Day-ahead forecasting of solar photovoltaic output power using multilayer perceptron

Penetration of grid-connected photovoltaic systems can be increased substantially by devising area-specific power output forecasting methods. Meteorological conditions of the area are decisive for solar plant management and electricity generation. This paper estimates and forecasts the profile of power output of a grid-connected 20-kW(p) solar power plant in a reputed manufacturing industry located in Tiruchirappalli, India, using artificial neural networks (ANNs). A multilayer perceptron-based ANN model is proposed for day-ahead forecasting of the power generation.
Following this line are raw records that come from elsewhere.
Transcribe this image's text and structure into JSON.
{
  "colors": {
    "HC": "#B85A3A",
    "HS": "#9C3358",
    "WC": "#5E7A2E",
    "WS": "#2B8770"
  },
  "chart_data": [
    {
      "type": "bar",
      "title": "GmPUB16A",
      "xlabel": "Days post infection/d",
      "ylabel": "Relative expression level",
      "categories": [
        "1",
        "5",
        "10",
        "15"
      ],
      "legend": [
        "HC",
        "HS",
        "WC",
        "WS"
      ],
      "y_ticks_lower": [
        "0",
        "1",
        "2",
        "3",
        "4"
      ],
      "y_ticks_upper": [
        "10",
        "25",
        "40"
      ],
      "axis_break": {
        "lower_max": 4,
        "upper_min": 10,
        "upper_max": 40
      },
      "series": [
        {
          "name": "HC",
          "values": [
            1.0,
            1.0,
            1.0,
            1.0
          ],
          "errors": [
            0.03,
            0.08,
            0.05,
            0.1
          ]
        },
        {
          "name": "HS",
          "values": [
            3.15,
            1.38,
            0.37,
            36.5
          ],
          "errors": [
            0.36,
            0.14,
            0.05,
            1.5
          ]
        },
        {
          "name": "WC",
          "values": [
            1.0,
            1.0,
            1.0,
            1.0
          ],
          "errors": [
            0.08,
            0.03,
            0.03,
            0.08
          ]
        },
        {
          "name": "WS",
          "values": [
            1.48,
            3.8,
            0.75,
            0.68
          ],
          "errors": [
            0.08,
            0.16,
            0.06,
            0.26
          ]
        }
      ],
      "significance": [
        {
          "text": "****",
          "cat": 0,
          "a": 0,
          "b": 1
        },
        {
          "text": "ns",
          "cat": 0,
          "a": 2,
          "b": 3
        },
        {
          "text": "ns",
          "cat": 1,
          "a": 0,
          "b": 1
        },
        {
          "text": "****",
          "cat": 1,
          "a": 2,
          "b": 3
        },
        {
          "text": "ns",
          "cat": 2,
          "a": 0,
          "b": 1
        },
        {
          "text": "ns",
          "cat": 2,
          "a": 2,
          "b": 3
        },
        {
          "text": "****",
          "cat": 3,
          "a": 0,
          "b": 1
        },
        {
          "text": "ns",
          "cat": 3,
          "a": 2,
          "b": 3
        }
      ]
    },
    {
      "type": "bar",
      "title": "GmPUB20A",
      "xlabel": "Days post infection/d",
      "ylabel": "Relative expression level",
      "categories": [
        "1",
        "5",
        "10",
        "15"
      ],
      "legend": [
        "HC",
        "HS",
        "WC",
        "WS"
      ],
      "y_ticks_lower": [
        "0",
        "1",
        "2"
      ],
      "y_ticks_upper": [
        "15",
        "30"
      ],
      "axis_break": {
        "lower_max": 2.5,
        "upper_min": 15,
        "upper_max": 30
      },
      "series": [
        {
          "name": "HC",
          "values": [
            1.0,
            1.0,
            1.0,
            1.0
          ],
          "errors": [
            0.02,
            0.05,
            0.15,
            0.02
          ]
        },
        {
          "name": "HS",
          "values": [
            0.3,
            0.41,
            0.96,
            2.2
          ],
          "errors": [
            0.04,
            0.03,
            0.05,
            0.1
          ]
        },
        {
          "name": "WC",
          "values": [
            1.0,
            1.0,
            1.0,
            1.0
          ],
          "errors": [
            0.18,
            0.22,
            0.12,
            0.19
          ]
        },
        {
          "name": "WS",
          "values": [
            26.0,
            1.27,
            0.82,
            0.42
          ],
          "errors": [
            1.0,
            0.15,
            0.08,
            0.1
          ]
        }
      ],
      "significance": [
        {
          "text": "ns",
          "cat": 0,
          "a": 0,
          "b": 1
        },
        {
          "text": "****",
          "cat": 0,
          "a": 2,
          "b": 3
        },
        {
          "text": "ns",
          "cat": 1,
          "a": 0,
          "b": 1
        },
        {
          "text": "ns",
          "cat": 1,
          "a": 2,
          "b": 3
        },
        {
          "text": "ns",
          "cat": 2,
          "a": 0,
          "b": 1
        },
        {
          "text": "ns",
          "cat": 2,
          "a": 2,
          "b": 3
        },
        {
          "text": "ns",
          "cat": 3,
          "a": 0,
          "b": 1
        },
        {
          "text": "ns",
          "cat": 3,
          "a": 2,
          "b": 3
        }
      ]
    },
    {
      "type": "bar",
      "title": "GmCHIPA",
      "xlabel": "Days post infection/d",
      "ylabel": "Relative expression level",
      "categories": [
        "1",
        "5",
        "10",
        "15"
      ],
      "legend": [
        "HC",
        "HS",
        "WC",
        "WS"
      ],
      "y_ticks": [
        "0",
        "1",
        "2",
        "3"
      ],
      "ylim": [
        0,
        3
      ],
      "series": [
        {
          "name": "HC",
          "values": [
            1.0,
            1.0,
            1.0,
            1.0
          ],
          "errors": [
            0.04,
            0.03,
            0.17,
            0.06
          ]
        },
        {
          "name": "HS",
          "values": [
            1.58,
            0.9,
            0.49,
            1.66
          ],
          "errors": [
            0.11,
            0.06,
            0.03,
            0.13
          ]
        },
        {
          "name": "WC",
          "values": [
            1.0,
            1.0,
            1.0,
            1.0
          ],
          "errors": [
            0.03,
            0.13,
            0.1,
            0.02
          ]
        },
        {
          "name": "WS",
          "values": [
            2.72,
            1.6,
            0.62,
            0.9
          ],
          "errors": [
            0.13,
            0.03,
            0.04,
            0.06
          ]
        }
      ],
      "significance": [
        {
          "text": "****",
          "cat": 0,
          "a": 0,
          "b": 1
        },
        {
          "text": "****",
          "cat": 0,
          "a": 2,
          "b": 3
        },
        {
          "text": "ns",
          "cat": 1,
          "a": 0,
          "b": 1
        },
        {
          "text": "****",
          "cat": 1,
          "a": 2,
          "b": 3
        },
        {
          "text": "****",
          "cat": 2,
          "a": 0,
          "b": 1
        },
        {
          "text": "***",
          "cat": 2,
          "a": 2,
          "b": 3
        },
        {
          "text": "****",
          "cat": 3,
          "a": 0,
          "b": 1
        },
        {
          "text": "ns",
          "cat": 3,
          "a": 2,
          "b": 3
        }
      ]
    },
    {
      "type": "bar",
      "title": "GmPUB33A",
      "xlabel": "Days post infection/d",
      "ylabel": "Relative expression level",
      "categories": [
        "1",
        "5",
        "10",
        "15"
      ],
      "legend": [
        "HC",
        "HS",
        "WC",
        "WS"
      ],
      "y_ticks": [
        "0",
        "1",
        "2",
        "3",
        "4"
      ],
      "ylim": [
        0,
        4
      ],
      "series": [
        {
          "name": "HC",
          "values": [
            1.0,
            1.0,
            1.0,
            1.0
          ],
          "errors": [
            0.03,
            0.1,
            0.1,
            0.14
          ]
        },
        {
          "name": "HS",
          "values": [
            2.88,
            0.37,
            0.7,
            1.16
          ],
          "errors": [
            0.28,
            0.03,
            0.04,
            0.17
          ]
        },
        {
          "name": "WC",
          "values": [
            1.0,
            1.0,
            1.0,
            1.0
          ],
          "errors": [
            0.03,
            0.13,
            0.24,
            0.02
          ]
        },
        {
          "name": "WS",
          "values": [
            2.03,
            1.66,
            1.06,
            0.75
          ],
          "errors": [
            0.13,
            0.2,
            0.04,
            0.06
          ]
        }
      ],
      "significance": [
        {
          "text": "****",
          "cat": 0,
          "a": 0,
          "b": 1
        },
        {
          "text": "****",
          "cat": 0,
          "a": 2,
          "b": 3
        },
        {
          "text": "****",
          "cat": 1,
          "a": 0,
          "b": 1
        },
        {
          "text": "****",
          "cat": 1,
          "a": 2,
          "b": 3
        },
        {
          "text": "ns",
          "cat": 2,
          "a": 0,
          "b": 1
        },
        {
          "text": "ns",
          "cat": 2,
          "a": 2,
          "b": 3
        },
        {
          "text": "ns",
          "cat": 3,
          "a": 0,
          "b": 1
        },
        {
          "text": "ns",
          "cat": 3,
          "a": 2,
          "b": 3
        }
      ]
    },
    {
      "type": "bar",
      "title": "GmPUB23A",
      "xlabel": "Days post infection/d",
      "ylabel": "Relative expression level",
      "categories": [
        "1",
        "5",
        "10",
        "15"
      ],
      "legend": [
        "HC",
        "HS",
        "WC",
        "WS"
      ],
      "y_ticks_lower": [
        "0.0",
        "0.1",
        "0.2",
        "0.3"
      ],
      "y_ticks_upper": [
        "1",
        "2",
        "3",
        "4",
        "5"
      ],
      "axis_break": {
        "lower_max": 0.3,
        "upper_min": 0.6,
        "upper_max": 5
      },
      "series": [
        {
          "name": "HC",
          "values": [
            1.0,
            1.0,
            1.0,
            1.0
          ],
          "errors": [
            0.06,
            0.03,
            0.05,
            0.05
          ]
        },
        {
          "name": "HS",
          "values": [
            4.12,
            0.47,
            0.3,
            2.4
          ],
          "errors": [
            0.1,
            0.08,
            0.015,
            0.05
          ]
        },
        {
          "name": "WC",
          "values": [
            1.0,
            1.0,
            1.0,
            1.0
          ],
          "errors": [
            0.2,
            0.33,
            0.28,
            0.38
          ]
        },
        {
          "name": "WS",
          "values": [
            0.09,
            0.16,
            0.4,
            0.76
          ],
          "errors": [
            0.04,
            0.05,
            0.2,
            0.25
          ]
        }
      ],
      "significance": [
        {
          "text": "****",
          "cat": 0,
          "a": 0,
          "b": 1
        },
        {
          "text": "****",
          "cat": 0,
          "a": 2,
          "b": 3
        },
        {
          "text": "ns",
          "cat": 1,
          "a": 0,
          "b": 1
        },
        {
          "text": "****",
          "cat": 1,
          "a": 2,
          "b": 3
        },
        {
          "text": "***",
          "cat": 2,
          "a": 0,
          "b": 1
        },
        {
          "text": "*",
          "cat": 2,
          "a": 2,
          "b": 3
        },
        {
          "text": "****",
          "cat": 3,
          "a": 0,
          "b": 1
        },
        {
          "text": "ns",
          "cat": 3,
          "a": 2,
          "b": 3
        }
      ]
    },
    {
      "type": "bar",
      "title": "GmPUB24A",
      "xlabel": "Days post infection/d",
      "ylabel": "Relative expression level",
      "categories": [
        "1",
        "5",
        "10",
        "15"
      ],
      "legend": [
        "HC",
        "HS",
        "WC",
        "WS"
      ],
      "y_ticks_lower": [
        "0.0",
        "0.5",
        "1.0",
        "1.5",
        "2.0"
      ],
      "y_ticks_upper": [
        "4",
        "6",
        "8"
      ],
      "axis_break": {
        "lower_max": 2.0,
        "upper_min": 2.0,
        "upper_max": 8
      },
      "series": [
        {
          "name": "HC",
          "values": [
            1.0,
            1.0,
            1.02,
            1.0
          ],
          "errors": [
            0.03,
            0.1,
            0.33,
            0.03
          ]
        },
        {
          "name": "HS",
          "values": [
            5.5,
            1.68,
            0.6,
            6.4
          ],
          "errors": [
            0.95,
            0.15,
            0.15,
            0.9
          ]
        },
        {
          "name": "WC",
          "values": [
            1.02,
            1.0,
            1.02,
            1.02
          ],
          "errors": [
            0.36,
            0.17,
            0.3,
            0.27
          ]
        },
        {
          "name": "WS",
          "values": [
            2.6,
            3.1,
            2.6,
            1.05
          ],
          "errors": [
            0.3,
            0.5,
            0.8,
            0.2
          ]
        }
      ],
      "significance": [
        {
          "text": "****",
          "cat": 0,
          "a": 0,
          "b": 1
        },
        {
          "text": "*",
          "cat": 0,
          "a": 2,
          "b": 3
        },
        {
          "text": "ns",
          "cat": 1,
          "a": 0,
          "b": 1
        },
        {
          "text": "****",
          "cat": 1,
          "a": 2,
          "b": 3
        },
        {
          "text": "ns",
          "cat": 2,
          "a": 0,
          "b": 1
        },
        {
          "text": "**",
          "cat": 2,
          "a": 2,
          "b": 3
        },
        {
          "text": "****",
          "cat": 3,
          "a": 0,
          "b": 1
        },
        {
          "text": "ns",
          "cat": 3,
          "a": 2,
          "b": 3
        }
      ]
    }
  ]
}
An experimental database comprising of each day's solar power output and atmospheric temperature for a period of 70 days has been used for training the ANN. Various training algorithms, transfer functions, and learning rules in the hidden layers/output layers were employed on the database of 11,200 patterns in order to obtain the best mapping between the ANN's inputs and outputs. Statistical error analysis in terms of mean absolute percentage error calculated on the 24-h-ahead forecasting results is presented. Analysis of the variations in network forecasting performance caused by changing the neuron functional parameters has been carried out. The results are also utilized for load scheduling operations of the industrial grid for the next day. Reliable area-specific solar power production map can help in power system scheduling and investment productivity.